Zenkei Blanche Hartman (née Gelders; May 8, 1926 – May 13, 2016) was a Soto Zen teacher practicing in the lineage of Shunryu Suzuki. From 1996 to 2002 she served two terms as co-abbess of the San Francisco Zen Center. She was the first woman to assume such a leadership position at the center. A member of the American Zen Teachers Association, Blanche was especially known for her expertise in the ancient ritual of sewing a kesa. Hartman became known for her attention to issues faced by women; she and her late husband Lou Hartman had four children, eight grandchildren, and a number of great-grandchildren.

==Biography==
Blanche Hartman was born in Birmingham, Alabama to non-practicing Jewish parents, Joseph Gelders and Esther Frank in 1926. Educated in the Catholic school system in the early 1930s—and impressed with the religiosity and faith of one teacher—in 1943 she moved to California, where her father served in the military. After taking up biochemistry and chemistry at the University of California she married Lou Hartman in 1947, giving birth to four children. In the late 1950s she found work as a chemist, though by 1968 she began questioning the direction of her life. She and her husband began sitting zazen regularly at the Berkeley Zen Center in Berkeley, California in 1969, and in 1972 the two entered Tassajara Zen Mountain Center. The couple lived at all of the other San Francisco Zen Center sites, including City Center and Green Gulch Farm. (Lou died in 2011 and Blanche later lived at AgeSong.) During the 1970s, Blanche received training in Nyoho-e – a traditional method for sewing Buddha's robe—in the lineage of Sawaki Kodo Roshi from Kasai Joshin Sensei, formerly of Antaiji. Blanche was fundamental to the spread of devotional sewing practice throughout North America. She and Lou were both ordained as priests by Zentatsu Richard Baker in 1977, and Blanche was given the Buddhist name Zenkei (meaning inconceivable joy). In 1988 she received shiho from Sojun Mel Weitsman, and in 1996 she became installed as co-abbess of the San Francisco Zen Center. This was the first female abbess of the City Center, having served just after Tenshin Reb Anderson and Sojun Mel Weitsman.
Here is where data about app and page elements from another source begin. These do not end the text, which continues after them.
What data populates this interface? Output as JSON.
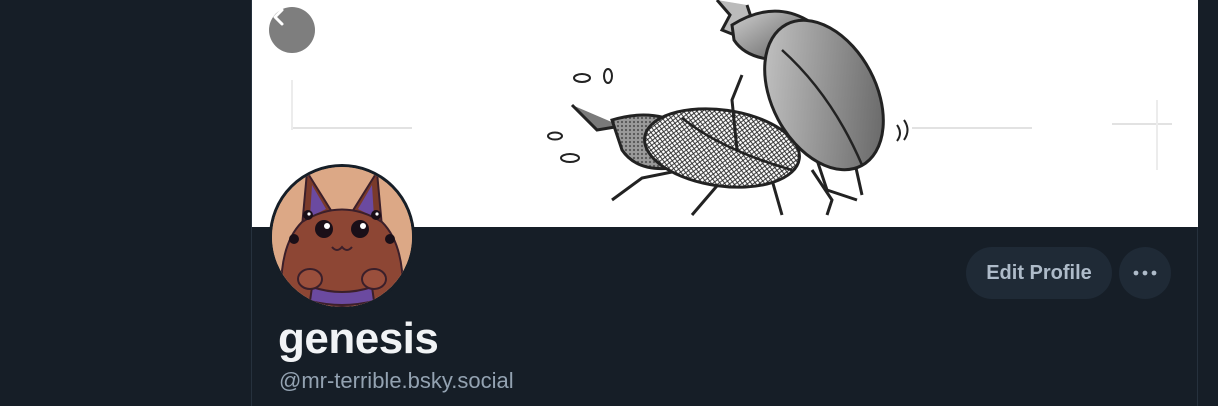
{
  "profile": {
    "display_name": "genesis",
    "handle": "@mr-terrible.bsky.social"
  },
  "actions": {
    "edit_profile_label": "Edit Profile",
    "more_icon": "ellipsis-icon",
    "back_icon": "chevron-left-icon"
  },
  "colors": {
    "background": "#161e27",
    "button_bg": "#1f2a36",
    "button_text": "#aebbc9",
    "name_text": "#f1f3f5",
    "handle_text": "#93a2b1"
  }
}
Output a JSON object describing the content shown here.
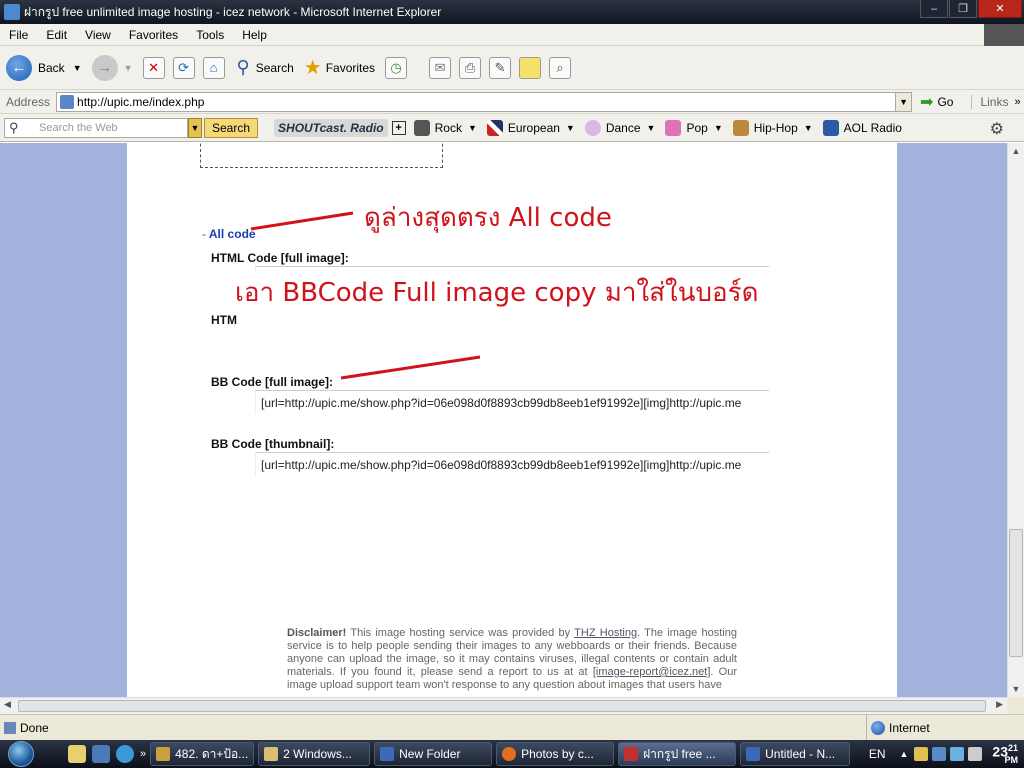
{
  "window": {
    "title": "ฝากรูป free unlimited image hosting - icez network - Microsoft Internet Explorer",
    "minimize": "‒",
    "maximize": "❐",
    "close": "✕"
  },
  "menu": [
    "File",
    "Edit",
    "View",
    "Favorites",
    "Tools",
    "Help"
  ],
  "toolbar": {
    "back": "Back",
    "search": "Search",
    "favorites": "Favorites"
  },
  "address": {
    "label": "Address",
    "url": "http://upic.me/index.php",
    "go": "Go",
    "links": "Links"
  },
  "searchbar": {
    "placeholder": "Search the Web",
    "button": "Search",
    "shoutcast": "SHOUTcast. Radio",
    "genres": [
      "Rock",
      "European",
      "Dance",
      "Pop",
      "Hip-Hop",
      "AOL Radio"
    ]
  },
  "page": {
    "all_code_prefix": "-",
    "all_code": "All code",
    "html_full_label": "HTML Code [full image]:",
    "html_thumb_label": "HTM",
    "bb_full_label": "BB Code [full image]:",
    "bb_full_value": "[url=http://upic.me/show.php?id=06e098d0f8893cb99db8eeb1ef91992e][img]http://upic.me",
    "bb_thumb_label": "BB Code [thumbnail]:",
    "bb_thumb_value": "[url=http://upic.me/show.php?id=06e098d0f8893cb99db8eeb1ef91992e][img]http://upic.me",
    "annotation_1": "ดูล่างสุดตรง All code",
    "annotation_2": "เอา BBCode Full image copy มาใส่ในบอร์ด",
    "disclaimer_title": "Disclaimer!",
    "disclaimer_1": "This image hosting service was provided by",
    "disclaimer_link": "THZ Hosting",
    "disclaimer_2": ". The image hosting service is to help people sending their images to any webboards or their friends. Because anyone can upload the image, so it may contains viruses, illegal contents or contain adult materials. If you found it, please send a report to us at at",
    "disclaimer_email": "[image-report@icez.net]",
    "disclaimer_3": ". Our image upload support team won't response to any question about images that users have"
  },
  "status": {
    "text": "Done",
    "zone": "Internet"
  },
  "taskbar": {
    "tasks": [
      "482. ดา+ป้อ...",
      "2 Windows...",
      "New Folder",
      "Photos by c...",
      "ฝากรูป free ...",
      "Untitled - N..."
    ],
    "language": "EN",
    "clock": "23",
    "clock_min": "21",
    "clock_suffix": "PM"
  },
  "colors": {
    "annotation": "#d0121a",
    "page_side": "#a4b3de",
    "link": "#1a3fb0"
  }
}
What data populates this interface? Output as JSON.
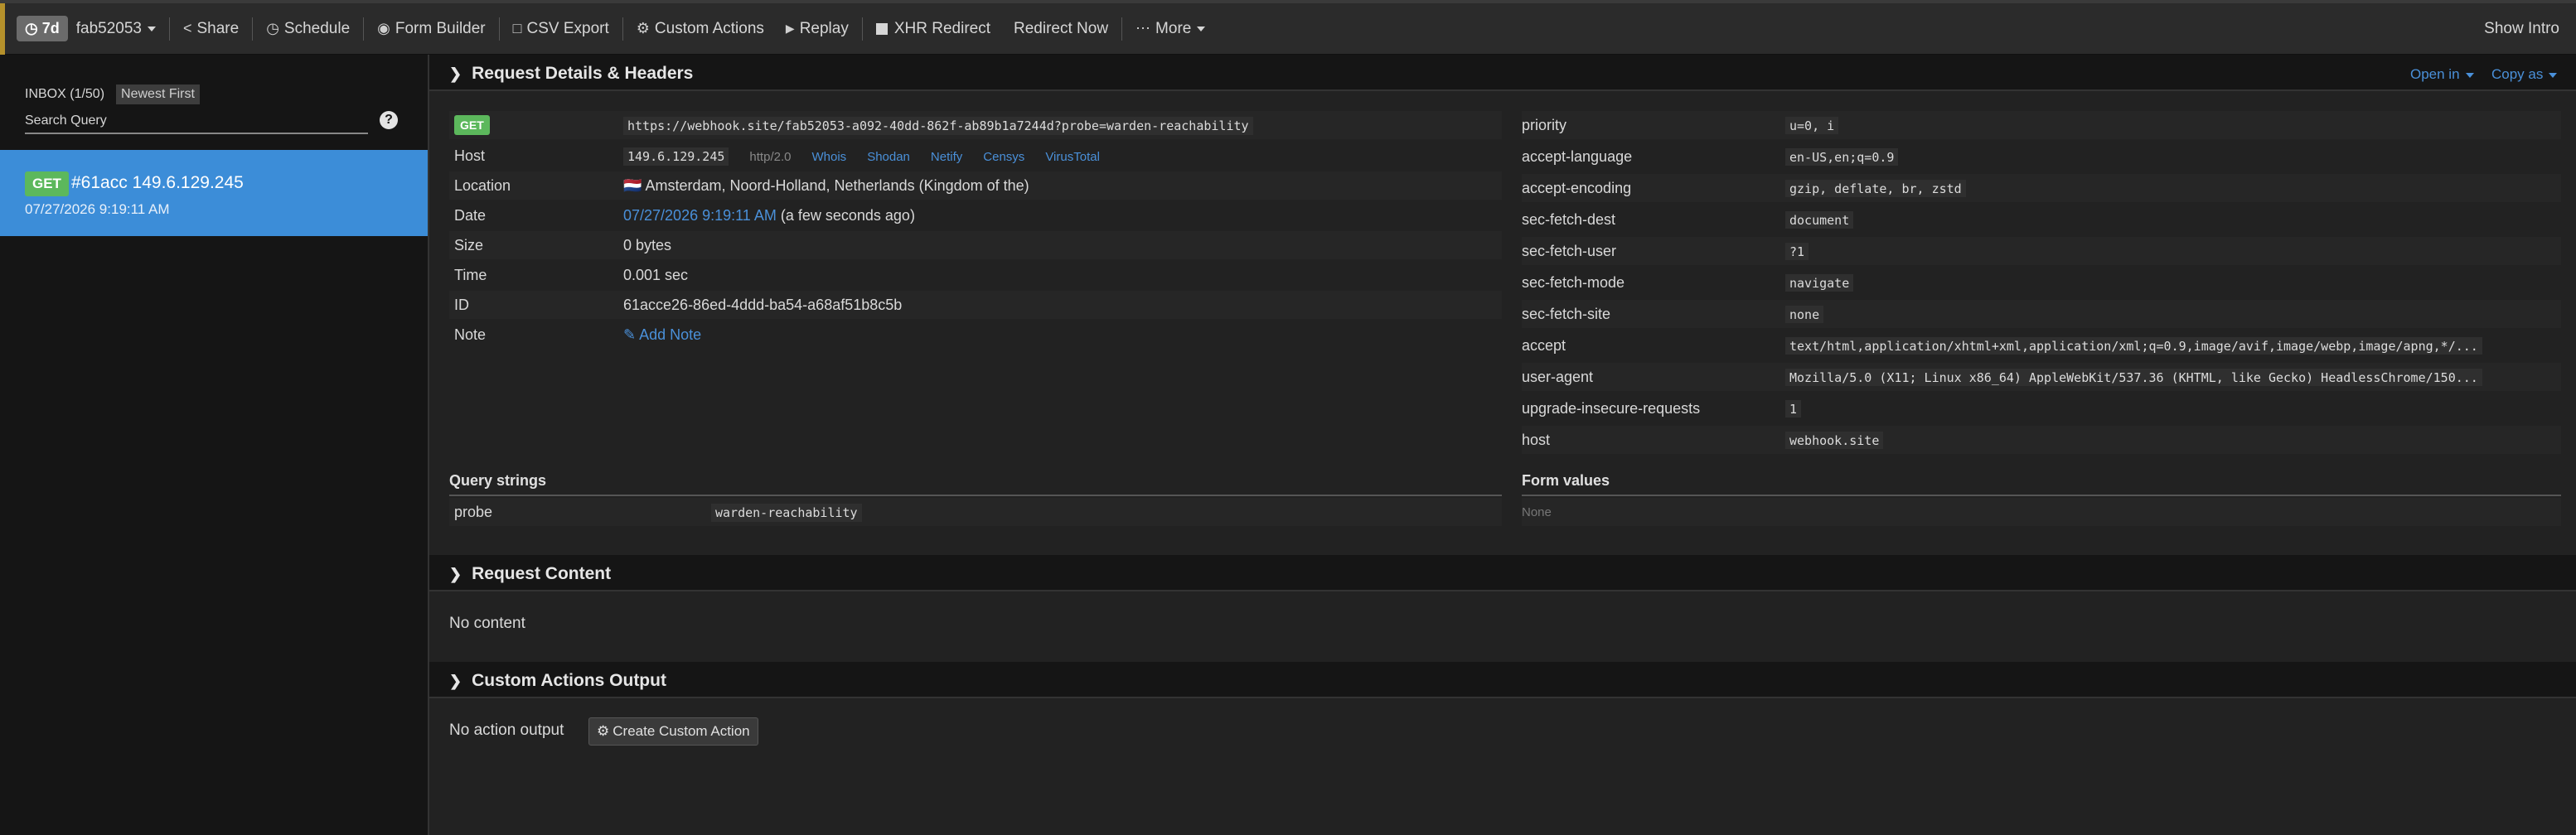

One reason Blanche accepted the position of co-abbess, serving two terms from 1996 to 2002, is that she understood the need for women to have a role model.

==Character==
According to the author James Ishmael Ford, Hartman was "... seen as a quiet and yet compelling leader exercising her authority through her simple and pure presence, a true heir to Suzuki's Dharma." She was known to be particularly involved with advocacy for women and her concern for children, with The Encyclopedia of Women and Religion in North America stating that, "[She] has offered various special teachings for women. In 1992 she led an all-female practice period at Rinso-in, Suzuki-roshi's home temple. This is the first time in the 500-year history of the temple that women have conducted a training period there. She has also led women's all-day retreats at Green Gulch Zen Center in Mill Valley, California. Additionally, she has honored lost and aborted children by performing a ceremony attended by grieving women centering on Jizo Bosatsu, the bodhisattva whom Japanese Buddhists revere as a savior of souls from the hells and a protector of children." Author Sandy Boucher wrote, "She is most interested in the practice of lovingkindness and compassion, taught in a traditional setting and style." Hartman was also interested in interfaith dialogue and sat on the Board of World Religious Leaders for the Elijah Interfaith Institute.

==Writing==
Hartman regularly contributed to publications like Lion's Roar (magazine) and Buddhadharma: The Practitioner's Quarterly. In the latter, she offered advice through the "Ask the Teachers" column for over a decade.

A short collection of her talks and teachings on the subject of boundlessness was compiled by Zenju Earthlyn Manuel into Seeds For A Boundless Life: Zen Teachings From The Heart, Hartman's first book, published in 2015.